Tenía miedo, sentía unas ganas
irresistibles de meterme en un bar, de buscar un baño.
La calle parecía la de siempre, no había
indicios de que fuera a ocurrir nada extraordinario, pero quién sabía, a lo
mejor íbamos a inundar el centro de la ciudad, millones de bocas iban a gritar
“libertad, amnistía, Estatut d'Autonomia”, o cualquiera otra de las consignas
del momento.
Y el régimen, incapaz de resistir la
presión popular, se derrumbaría aquella misma noche.
Luego resultaba que no, que no éramos
millones, sino unos centenares, quién sabe si algunos miles, sobre todo
estudiantes, grupos pequeños, huyendo de la policía, recibiendo porrazos o
siendo detenidos.
Solo cuando nos agrupábamos en una esquina
libre de grises, gritábamos con nerviosismo aquellas consignas, para huir otra
vez de inmediato. Aunque aquellos segundos de libertad habían valido la pena.

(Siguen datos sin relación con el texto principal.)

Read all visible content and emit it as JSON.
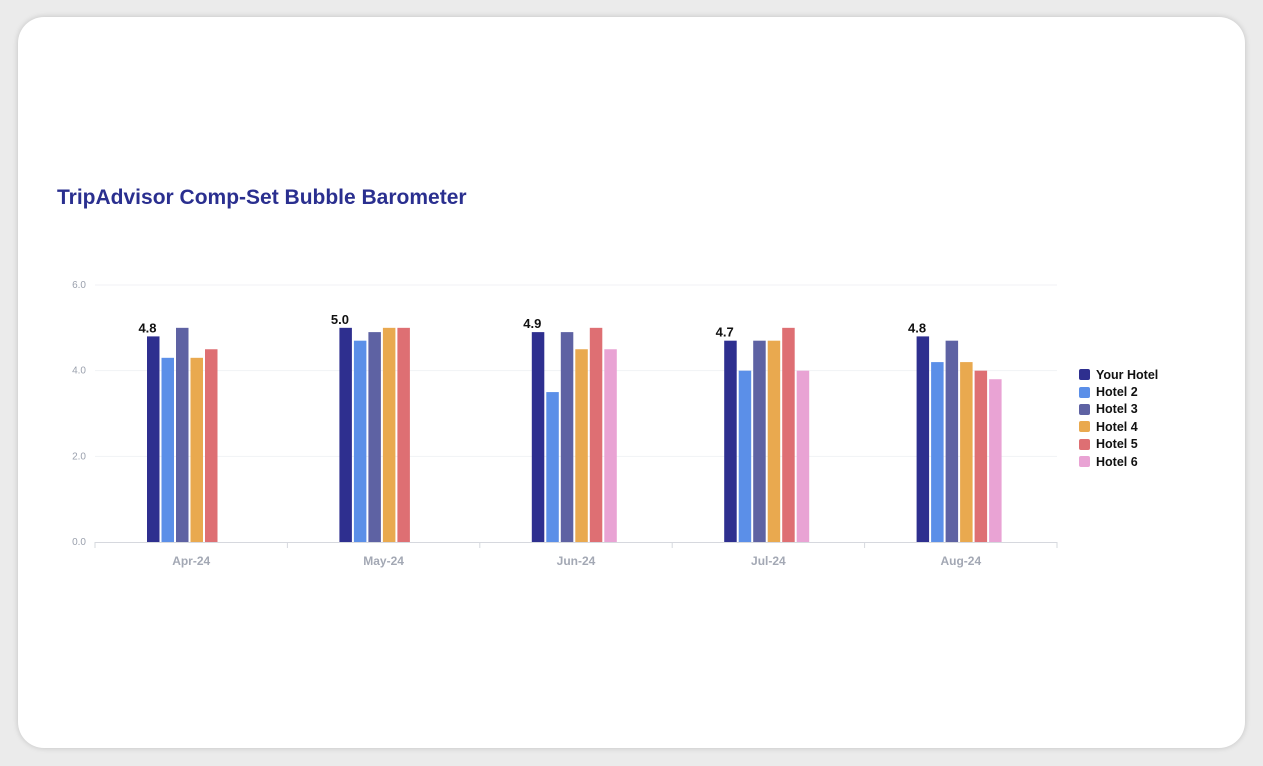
{
  "chart_data": {
    "type": "bar",
    "title": "TripAdvisor Comp-Set Bubble Barometer",
    "categories": [
      "Apr-24",
      "May-24",
      "Jun-24",
      "Jul-24",
      "Aug-24"
    ],
    "series": [
      {
        "name": "Your Hotel",
        "color": "#2e2f8f",
        "values": [
          4.8,
          5.0,
          4.9,
          4.7,
          4.8
        ]
      },
      {
        "name": "Hotel 2",
        "color": "#5b8fe8",
        "values": [
          4.3,
          4.7,
          3.5,
          4.0,
          4.2
        ]
      },
      {
        "name": "Hotel 3",
        "color": "#5e62a3",
        "values": [
          5.0,
          4.9,
          4.9,
          4.7,
          4.7
        ]
      },
      {
        "name": "Hotel 4",
        "color": "#e9a94f",
        "values": [
          4.3,
          5.0,
          4.5,
          4.7,
          4.2
        ]
      },
      {
        "name": "Hotel 5",
        "color": "#de6f73",
        "values": [
          4.5,
          5.0,
          5.0,
          5.0,
          4.0
        ]
      },
      {
        "name": "Hotel 6",
        "color": "#e9a3d4",
        "values": [
          null,
          null,
          4.5,
          4.0,
          3.8
        ]
      }
    ],
    "data_labels": [
      "4.8",
      "5.0",
      "4.9",
      "4.7",
      "4.8"
    ],
    "y_ticks": [
      "0.0",
      "2.0",
      "4.0",
      "6.0"
    ],
    "ylim": [
      0,
      6
    ],
    "legend_position": "right",
    "grid": true
  }
}
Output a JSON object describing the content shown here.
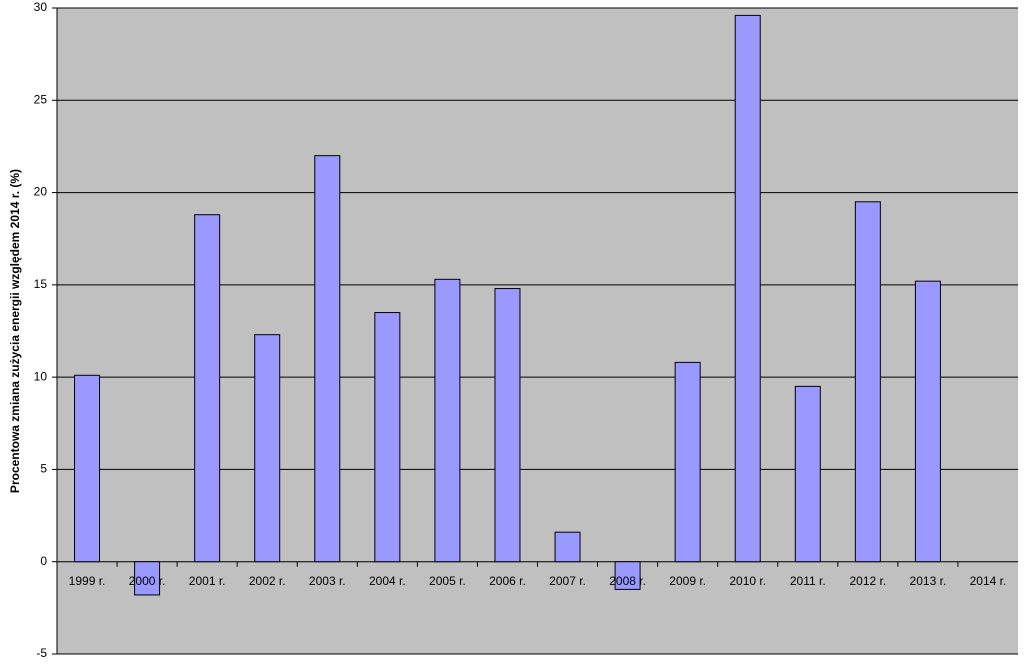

Por la noche los recordaríamos,
engrandecidos.
Era un déjà vu desagradable, sin
atractivo nostálgico.
Se me había borrado de la mente, sí,
demasiado pronto, había dado por supuesto que no volvería a sentirlo. Pero solo
cuatro días antes, el 23 de febrero, el miedo nos había vuelto a entrar en el
cuerpo.
No solo a mí, sino a otros muchos.
Porque, en aquel vagón de metro, todos,
casi todos, estábamos viviendo la misma sensación. Y es que esta vez, de
verdad, éramos muchos.
Lo comprobamos al intentar salir a la
calle.
Una marea humana hacía casi imposible
subir aquellas escaleras.
Esta vez, sí, íbamos a ser millones. Qué
alivio.
Yo iba con unos amigos argentinos,
altos, un poco encorvados, inteligentes, depresivos.
Vestidos con la mayor informalidad, como
todos nosotros, portaban sin embargo una elegancia innata.
Ellos ya habían vivido aquello y estaban
más pesimistas que nadie.
Qué angustia, tener que planear irse de
nuevo a otro país.
Yo mismo, que tenía mi billete de tren a
París para unos días después, donde estaba contratado para un semestre, me
había jurado, aquella tarde del 23 de febrero, que si triunfaba el golpe intentaría
quedarme allí, en las condiciones que fuera.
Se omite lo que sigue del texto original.